The European Commission has informed social media platform TikTok of its preliminary view that it is not fulfilling its obligations under the EU’s Digital Services Act to publish an advertisement repository.

Under the Digital Services Act (DSA), such an advertising repository is seen as critical for researchers and civil society to detect scam advertisements, hybrid threat campaigns, as well as coordinated information operations and fake advertisements, including in the context of elections.
The Commission has found that TikTok does not provide the necessary information about the content of the advertisements, the users targeted by the ads, and who paid for the advertisements.
TikTok’s advertisement repository also does not allow the public to search comprehensively for advertisements on the basis of this information, thereby limiting the usefulness of the tool.
“Transparency in online advertising – who pays and how audiences are targeted – is essential to safeguarding the public interest,” said EC vice-president Henna Virkkunen: “Whether we are defending the integrity of our democratic elections, protecting public health, or protecting consumers from scam ads, citizens have a right to know who is behind the messages they see. In our preliminary view, TikTok is not complying with the DSA in key areas of its advertisement repository, preventing the full inspection of the risks brought about by its advertising and targeting systems.”
The Commission’s preliminary findings are based on an in-depth investigation that included, among others, the analysis of internal company documents, testing TikTok’s tools, and interviews with experts in the field.

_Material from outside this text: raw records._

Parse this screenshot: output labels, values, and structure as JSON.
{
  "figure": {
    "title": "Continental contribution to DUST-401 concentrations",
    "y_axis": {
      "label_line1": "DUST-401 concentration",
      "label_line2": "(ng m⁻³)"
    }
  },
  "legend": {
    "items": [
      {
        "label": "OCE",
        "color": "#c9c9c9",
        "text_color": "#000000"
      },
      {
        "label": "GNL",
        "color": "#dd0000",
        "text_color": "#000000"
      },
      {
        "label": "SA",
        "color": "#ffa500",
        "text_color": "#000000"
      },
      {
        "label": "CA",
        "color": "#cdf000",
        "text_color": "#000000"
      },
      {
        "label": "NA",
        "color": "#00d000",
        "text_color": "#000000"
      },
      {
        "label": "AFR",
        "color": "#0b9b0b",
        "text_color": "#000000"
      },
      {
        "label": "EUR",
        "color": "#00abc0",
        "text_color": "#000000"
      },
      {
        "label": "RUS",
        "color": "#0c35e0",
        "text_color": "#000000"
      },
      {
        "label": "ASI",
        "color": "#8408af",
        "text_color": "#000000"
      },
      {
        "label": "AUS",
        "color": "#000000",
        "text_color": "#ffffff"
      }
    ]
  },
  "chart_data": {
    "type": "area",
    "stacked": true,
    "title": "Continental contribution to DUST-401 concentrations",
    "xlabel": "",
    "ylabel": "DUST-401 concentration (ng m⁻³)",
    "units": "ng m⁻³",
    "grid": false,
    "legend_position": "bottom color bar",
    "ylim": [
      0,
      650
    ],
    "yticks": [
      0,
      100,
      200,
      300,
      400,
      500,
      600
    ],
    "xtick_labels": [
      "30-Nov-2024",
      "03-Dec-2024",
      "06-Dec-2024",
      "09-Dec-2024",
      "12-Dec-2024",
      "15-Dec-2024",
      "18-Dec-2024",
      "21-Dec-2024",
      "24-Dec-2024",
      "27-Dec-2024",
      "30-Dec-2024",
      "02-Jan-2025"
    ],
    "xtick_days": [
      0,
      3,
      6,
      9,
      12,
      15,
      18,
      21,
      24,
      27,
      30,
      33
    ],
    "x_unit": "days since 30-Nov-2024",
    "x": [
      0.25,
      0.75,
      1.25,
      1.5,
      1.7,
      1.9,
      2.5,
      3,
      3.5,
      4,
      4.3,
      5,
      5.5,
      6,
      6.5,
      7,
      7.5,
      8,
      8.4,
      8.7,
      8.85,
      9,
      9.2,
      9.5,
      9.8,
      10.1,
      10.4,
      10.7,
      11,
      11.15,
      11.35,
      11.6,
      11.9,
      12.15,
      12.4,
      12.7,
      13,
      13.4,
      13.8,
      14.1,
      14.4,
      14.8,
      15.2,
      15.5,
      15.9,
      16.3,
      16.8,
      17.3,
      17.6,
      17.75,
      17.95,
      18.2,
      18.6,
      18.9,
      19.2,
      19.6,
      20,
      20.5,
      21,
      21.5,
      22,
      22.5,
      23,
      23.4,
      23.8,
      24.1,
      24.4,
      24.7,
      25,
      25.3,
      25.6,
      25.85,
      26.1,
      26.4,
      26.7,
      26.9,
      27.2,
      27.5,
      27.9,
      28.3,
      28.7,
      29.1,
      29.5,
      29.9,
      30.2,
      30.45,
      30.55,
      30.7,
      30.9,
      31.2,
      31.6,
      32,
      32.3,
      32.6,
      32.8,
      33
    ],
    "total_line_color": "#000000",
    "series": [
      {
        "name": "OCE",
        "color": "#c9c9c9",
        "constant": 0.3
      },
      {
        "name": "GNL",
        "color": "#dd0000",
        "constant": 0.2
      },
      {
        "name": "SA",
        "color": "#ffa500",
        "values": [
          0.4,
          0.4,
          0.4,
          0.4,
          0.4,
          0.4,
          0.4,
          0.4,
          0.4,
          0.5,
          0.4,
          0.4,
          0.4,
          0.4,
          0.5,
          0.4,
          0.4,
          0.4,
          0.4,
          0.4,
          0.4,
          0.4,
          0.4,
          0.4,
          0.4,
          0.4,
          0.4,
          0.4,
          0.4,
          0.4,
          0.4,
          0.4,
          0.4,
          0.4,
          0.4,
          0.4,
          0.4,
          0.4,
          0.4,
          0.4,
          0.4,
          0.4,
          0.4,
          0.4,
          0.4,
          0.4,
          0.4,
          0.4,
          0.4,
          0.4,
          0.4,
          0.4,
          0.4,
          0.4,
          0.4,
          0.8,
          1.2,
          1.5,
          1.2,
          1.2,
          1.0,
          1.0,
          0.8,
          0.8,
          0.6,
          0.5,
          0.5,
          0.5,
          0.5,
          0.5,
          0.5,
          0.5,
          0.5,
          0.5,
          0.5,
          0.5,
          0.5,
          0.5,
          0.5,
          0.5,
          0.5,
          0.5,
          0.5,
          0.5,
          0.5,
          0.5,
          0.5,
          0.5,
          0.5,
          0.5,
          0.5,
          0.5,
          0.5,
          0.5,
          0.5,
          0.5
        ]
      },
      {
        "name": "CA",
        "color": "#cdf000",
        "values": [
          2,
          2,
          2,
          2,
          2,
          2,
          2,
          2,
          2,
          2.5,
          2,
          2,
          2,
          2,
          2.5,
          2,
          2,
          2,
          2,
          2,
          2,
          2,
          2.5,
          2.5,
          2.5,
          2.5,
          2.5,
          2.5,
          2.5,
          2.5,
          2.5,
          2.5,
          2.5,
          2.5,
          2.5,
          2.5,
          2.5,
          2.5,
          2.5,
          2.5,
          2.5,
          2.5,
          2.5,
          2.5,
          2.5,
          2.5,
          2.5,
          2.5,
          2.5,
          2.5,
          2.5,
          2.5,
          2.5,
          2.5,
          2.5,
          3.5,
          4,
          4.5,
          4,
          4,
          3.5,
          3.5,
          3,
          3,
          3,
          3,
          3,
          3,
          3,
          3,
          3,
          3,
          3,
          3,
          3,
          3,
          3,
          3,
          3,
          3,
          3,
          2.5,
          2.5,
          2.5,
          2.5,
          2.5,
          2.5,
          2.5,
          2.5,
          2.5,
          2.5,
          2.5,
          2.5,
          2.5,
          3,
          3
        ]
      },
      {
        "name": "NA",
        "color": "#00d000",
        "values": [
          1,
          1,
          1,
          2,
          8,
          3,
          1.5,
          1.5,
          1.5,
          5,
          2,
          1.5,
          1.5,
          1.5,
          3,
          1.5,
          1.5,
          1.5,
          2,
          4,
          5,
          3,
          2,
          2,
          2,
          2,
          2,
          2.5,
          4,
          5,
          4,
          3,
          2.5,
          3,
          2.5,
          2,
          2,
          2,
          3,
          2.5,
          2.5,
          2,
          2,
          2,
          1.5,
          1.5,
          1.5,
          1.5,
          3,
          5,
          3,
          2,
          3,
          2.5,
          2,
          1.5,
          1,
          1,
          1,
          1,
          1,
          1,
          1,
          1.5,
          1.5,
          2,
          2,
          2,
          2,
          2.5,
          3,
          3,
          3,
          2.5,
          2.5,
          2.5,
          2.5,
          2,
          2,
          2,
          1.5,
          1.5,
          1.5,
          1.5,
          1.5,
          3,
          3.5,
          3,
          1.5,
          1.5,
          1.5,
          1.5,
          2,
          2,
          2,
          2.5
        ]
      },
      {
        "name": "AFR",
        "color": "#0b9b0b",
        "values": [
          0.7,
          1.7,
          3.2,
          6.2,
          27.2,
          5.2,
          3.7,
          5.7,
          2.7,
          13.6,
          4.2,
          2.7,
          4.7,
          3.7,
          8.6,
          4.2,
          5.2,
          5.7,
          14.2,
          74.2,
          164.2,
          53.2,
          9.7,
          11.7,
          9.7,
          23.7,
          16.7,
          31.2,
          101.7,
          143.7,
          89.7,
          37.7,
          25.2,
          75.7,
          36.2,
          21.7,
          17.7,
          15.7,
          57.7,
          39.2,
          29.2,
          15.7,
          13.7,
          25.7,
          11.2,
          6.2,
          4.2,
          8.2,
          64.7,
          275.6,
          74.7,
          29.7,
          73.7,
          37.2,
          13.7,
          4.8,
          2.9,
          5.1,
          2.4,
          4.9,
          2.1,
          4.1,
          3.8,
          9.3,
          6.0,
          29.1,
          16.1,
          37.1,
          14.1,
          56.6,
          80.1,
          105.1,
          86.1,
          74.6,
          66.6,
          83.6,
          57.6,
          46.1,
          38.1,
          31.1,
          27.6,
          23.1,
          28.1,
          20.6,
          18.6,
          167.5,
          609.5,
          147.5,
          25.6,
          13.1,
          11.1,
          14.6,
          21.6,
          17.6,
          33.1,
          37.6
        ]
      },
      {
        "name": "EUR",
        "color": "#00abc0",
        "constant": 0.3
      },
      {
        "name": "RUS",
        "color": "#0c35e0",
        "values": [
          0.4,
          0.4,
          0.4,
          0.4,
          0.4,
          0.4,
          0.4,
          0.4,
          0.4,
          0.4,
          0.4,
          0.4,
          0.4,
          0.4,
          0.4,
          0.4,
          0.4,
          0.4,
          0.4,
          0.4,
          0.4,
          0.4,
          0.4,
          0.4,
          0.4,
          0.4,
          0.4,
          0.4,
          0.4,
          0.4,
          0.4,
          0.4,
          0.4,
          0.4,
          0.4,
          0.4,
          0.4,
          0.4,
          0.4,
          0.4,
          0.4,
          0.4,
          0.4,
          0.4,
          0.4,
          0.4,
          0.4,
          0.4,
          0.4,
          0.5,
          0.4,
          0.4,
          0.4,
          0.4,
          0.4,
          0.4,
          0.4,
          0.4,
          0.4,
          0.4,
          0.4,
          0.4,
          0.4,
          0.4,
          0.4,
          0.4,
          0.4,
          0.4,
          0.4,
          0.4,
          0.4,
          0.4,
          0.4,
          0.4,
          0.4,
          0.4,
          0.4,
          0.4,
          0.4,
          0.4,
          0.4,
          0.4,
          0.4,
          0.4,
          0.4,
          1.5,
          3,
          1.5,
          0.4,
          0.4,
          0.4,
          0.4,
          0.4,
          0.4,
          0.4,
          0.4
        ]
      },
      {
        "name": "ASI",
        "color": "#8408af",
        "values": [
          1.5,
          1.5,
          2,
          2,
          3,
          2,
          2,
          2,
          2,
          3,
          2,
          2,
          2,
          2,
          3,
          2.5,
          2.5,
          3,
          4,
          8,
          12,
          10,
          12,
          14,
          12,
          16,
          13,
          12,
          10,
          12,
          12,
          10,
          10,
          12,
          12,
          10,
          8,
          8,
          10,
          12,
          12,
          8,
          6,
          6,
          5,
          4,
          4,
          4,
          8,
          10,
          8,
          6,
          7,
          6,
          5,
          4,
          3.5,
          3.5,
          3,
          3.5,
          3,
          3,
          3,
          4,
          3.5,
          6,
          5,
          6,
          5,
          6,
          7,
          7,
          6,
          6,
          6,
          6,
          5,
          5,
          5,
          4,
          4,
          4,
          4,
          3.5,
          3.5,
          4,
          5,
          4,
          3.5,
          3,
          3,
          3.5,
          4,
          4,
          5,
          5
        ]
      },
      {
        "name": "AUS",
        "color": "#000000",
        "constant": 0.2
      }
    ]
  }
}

By sending preliminary findings, the Commission informs TikTok of its preliminary view that it is in breach of the DSA. The EU executive stresses, however, that this is without prejudice to the outcome of the investigation.
TikTok can now exercise its rights of defence by examining the documents in the Commission’s investigation file and by replying in writing to the Commission’s preliminary findings. In parallel, the European Board for Digital Services will be consulted.
If the Commission’s preliminary views were ultimately confirmed, the EU executive may issue a non-compliance decision, which may trigger a fine of up to 6% of the total worldwide annual turnover of the provider as well as an enhanced supervision period to ensure compliance with the measures the provider intends to take to remedy the breach. The Commission can also impose periodic penalty payments to compel a platform to comply.